The clone TA10 is a T3+ T4+ T8- proliferative and cytolytic human T cell clone. This clone has been shown to be specific for the hemagglutinin of influenza A Texas virus and restricted by an HLA class II molecule associated with the DRw8-Dw8.1 phenotype. Here we show that TA10 and all of its subclones can also react with eight HLA-DRw8 negative, Epstein-Barr virus (EBV)-transformed cell lines or phytohemagglutinin blasts in the absence of influenza antigens.
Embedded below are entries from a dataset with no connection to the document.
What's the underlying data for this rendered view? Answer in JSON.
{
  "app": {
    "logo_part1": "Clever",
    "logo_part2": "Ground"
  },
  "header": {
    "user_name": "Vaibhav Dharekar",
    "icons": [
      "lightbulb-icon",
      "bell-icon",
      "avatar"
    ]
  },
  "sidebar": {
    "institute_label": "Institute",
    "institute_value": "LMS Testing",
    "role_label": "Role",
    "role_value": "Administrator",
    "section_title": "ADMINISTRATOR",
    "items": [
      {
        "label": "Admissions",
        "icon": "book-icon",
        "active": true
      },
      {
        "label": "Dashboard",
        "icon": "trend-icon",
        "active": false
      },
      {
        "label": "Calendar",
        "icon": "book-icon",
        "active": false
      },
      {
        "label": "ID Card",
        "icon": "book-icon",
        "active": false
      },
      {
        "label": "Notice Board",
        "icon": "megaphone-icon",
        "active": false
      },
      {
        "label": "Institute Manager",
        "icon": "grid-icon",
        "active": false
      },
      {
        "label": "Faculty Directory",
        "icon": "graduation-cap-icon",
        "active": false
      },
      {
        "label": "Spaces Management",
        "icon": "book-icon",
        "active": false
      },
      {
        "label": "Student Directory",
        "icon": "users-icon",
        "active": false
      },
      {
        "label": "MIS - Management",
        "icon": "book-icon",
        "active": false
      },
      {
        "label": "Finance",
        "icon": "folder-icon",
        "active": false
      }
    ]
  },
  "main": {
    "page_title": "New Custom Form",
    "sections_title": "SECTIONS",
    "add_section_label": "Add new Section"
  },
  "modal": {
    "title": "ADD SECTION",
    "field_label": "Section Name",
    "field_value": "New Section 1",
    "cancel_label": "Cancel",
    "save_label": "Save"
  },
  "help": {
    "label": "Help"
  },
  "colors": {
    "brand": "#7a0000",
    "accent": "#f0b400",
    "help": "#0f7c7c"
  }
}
All of these cell lines are HLA-DR2/DR4 with a classic DR2 long haplotype. The only nonreactive HLA-DR2/DR4 cell line observed bears a DR2 short haplotype. Only heterozygous HLA-DR2/DR4 but not parental DR2 or DR4 EBV-transformed cell lines can be recognized by TA10, indicating that the cross-reacting determinant is a transcomplementation product between HLA-DR2 and HLA-DR4 haplotypes. DR-specific, but not DQ- or DP-specific monoclonal antibodies, inhibit in the proliferation assay and in the chromium release test both the DRw8-Dw8.1-restricted and the anti-DR2/DR4 reactions. These results show that HLA-DR-restricted, anti-viral human T cell clone can evidence cross-reactivity for allospecific class II molecules of the major histocompatibility complex, and human CTL can recognize transcomplementation products of class II HLA genes. In addition, the results suggest that a beta-chain coded for by an HLA-DR gene and associated with an alpha-chain coded for by a still unidentified but possibly HLA-DQ gene constitute this functional transcomplementation product.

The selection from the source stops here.